“On paper we’re positioned to have two groups working in Canarsie,” said K. Bain, the executive director of the anti-violence group Community Capacity Development. “In reality, we have not been funded to do it, so what you see is us working off of fumes.”
A co-architect of the city’s Crisis Management System, Bain has watched as officials have increasingly embraced the model in public, while tangible support has remained in limbo.
After the Bloomberg administration put $20 million into the program, Bain said he spent years leaning on de Blasio to properly fund the system. The pressure has paid off, he said, bringing national attention to the program, while helping to combat a rise in shooting .
When President Joe Biden visited New York City earlier this year, his second stop – after a trip to NYPD headquarters – was a Queens elementary school, where he met with Bain and others to promise additional funding for violence interrupters.
There are now more than 60 providers under the crisis management program, which includes other services in addition to violence interrupters, such as school conflict mediators and a jobs program for those at risk of gun violence.
But even as officials praised the policing alternative, the city’s system remains plagued by procurement and contracting issues that frequently get in the way of the work, according to several violence interrupters.
“We’ve inherited this monster of red tape and bureaucracy,” said one worker, who asked for anonymity to avoid professional blowback. “The NYPD doesn’t have to tell their employees that they won’t be getting paid this week because of a backlog from the city.”
Jonah Allon, a mayoral spokesperson, pointed to the recent formation of the Gun Violence Prevention Task Force, which aims to “professionalize these groups’ operations so they can better serve their communities and develop upstream solutions to stem the tide of shootings.”
He noted that in the previous fiscal year, under de Blasio, the city expanded the crisis management program into 61 schools, 4 hospitals and several new precincts.
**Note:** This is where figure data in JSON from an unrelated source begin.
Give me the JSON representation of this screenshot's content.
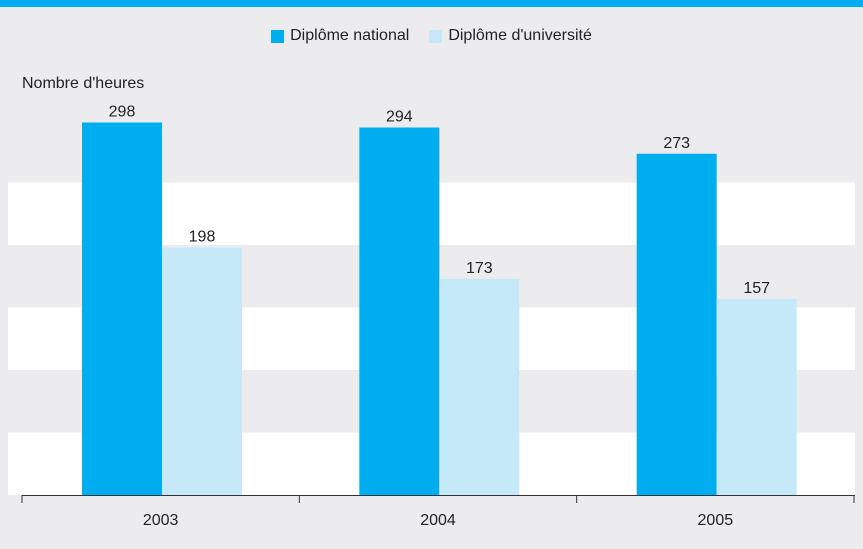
{
  "colors": {
    "accent": "#00aeef",
    "national": "#00aeef",
    "universite": "#c6e9f9",
    "band": "#ececee",
    "plot_white": "#ffffff"
  },
  "legend": {
    "items": [
      {
        "label": "Diplôme national",
        "color": "#00aeef"
      },
      {
        "label": "Diplôme d'université",
        "color": "#c6e9f9"
      }
    ]
  },
  "chart_data": {
    "type": "bar",
    "title": "",
    "xlabel": "",
    "ylabel": "Nombre d'heures",
    "categories": [
      "2003",
      "2004",
      "2005"
    ],
    "series": [
      {
        "name": "Diplôme national",
        "values": [
          298,
          294,
          273
        ]
      },
      {
        "name": "Diplôme d'université",
        "values": [
          198,
          173,
          157
        ]
      }
    ],
    "ylim": [
      0,
      300
    ],
    "grid": "horizontal banded",
    "legend_position": "top"
  }
}
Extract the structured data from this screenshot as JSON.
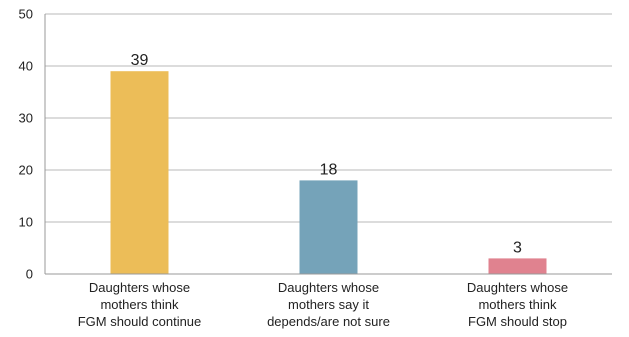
{
  "chart_data": {
    "type": "bar",
    "categories": [
      [
        "Daughters whose",
        "mothers think",
        "FGM should continue"
      ],
      [
        "Daughters whose",
        "mothers say it",
        "depends/are not sure"
      ],
      [
        "Daughters whose",
        "mothers think",
        "FGM should stop"
      ]
    ],
    "values": [
      39,
      18,
      3
    ],
    "data_labels": [
      "39",
      "18",
      "3"
    ],
    "colors": [
      "#ecbd58",
      "#75a3b9",
      "#e0828f"
    ],
    "ylim": [
      0,
      50
    ],
    "yticks": [
      0,
      10,
      20,
      30,
      40,
      50
    ],
    "grid": true,
    "title": "",
    "xlabel": "",
    "ylabel": ""
  }
}
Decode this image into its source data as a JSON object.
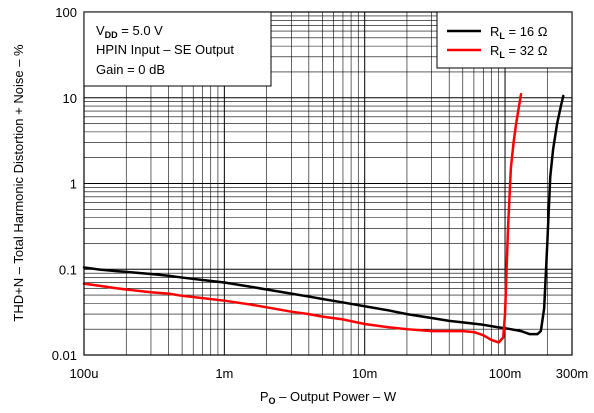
{
  "chart_data": {
    "type": "line",
    "x_scale": "log",
    "y_scale": "log",
    "xlim": [
      0.0001,
      0.3
    ],
    "ylim": [
      0.01,
      100
    ],
    "grid": true,
    "x_ticks": [
      {
        "value": 0.0001,
        "label": "100u"
      },
      {
        "value": 0.001,
        "label": "1m"
      },
      {
        "value": 0.01,
        "label": "10m"
      },
      {
        "value": 0.1,
        "label": "100m"
      },
      {
        "value": 0.3,
        "label": "300m"
      }
    ],
    "y_ticks": [
      {
        "value": 0.01,
        "label": "0.01"
      },
      {
        "value": 0.1,
        "label": "0.1"
      },
      {
        "value": 1,
        "label": "1"
      },
      {
        "value": 10,
        "label": "10"
      },
      {
        "value": 100,
        "label": "100"
      }
    ],
    "xlabel": {
      "main": "P",
      "sub": "O",
      "rest": " – Output Power – W"
    },
    "ylabel": "THD+N – Total Harmonic Distortion + Noise – %",
    "annotation": {
      "line1_main": "V",
      "line1_sub": "DD",
      "line1_rest": " = 5.0 V",
      "line2": "HPIN Input – SE Output",
      "line3": "Gain = 0 dB"
    },
    "legend_position": "top-right",
    "series": [
      {
        "name_main": "R",
        "name_sub": "L",
        "name_rest": " = 16 Ω",
        "color": "#000000",
        "points": [
          [
            0.0001,
            0.105
          ],
          [
            0.00013,
            0.099
          ],
          [
            0.00017,
            0.095
          ],
          [
            0.00022,
            0.092
          ],
          [
            0.0003,
            0.088
          ],
          [
            0.0004,
            0.084
          ],
          [
            0.0005,
            0.08
          ],
          [
            0.0007,
            0.075
          ],
          [
            0.001,
            0.07
          ],
          [
            0.0015,
            0.063
          ],
          [
            0.002,
            0.058
          ],
          [
            0.003,
            0.052
          ],
          [
            0.004,
            0.048
          ],
          [
            0.005,
            0.045
          ],
          [
            0.007,
            0.041
          ],
          [
            0.01,
            0.037
          ],
          [
            0.015,
            0.033
          ],
          [
            0.02,
            0.03
          ],
          [
            0.03,
            0.027
          ],
          [
            0.04,
            0.025
          ],
          [
            0.05,
            0.024
          ],
          [
            0.07,
            0.0225
          ],
          [
            0.09,
            0.021
          ],
          [
            0.11,
            0.02
          ],
          [
            0.13,
            0.019
          ],
          [
            0.15,
            0.0175
          ],
          [
            0.17,
            0.0175
          ],
          [
            0.18,
            0.019
          ],
          [
            0.19,
            0.035
          ],
          [
            0.2,
            0.2
          ],
          [
            0.21,
            1.2
          ],
          [
            0.22,
            2.5
          ],
          [
            0.235,
            5
          ],
          [
            0.25,
            8
          ],
          [
            0.26,
            10.5
          ]
        ]
      },
      {
        "name_main": "R",
        "name_sub": "L",
        "name_rest": " = 32 Ω",
        "color": "#ff0000",
        "points": [
          [
            0.0001,
            0.068
          ],
          [
            0.00013,
            0.064
          ],
          [
            0.00017,
            0.06
          ],
          [
            0.00022,
            0.057
          ],
          [
            0.0003,
            0.054
          ],
          [
            0.0004,
            0.052
          ],
          [
            0.0005,
            0.049
          ],
          [
            0.0007,
            0.046
          ],
          [
            0.001,
            0.043
          ],
          [
            0.0015,
            0.039
          ],
          [
            0.002,
            0.036
          ],
          [
            0.003,
            0.032
          ],
          [
            0.004,
            0.03
          ],
          [
            0.005,
            0.028
          ],
          [
            0.007,
            0.026
          ],
          [
            0.01,
            0.023
          ],
          [
            0.015,
            0.021
          ],
          [
            0.02,
            0.02
          ],
          [
            0.03,
            0.019
          ],
          [
            0.05,
            0.019
          ],
          [
            0.06,
            0.0185
          ],
          [
            0.07,
            0.017
          ],
          [
            0.08,
            0.015
          ],
          [
            0.09,
            0.014
          ],
          [
            0.097,
            0.016
          ],
          [
            0.1,
            0.03
          ],
          [
            0.105,
            0.3
          ],
          [
            0.11,
            1.5
          ],
          [
            0.115,
            3
          ],
          [
            0.12,
            5
          ],
          [
            0.125,
            7.5
          ],
          [
            0.13,
            11
          ]
        ]
      }
    ]
  }
}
Allon did not respond to a question about whether the city is targeting new precincts for the upcoming fiscal year.
Jeffrey Butts, a professor at John Jay College of Criminal Justice who has researched the crisis management system, said the city faces the difficult job of scaling up the program without losing its grass-roots bonafides.
“The ideal employee is a 35-year-old who did time in prison and now can talk to the 15-year-olds in the neighborhood about making choices,” Butts said. “That person is not set up to have all the skills to run a non-profit.”
That ideal person might look something like Andre T. Mitchell, the Brownsville-raised founder of Man Up!, who was named by the mayor this month as the city’s first-ever “gun violence czar.”
Prior to his appointment, Mitchell, who did not respond to a request for comment, made his feelings clear on the current level of funding for the violence interrupter programs.
“We’ve been doing as best as we can with the least amount of funding that we’ve been able to receive thus far,” he said in February. “And believe it or not, with that least amount of funding, we have been making significant strides.”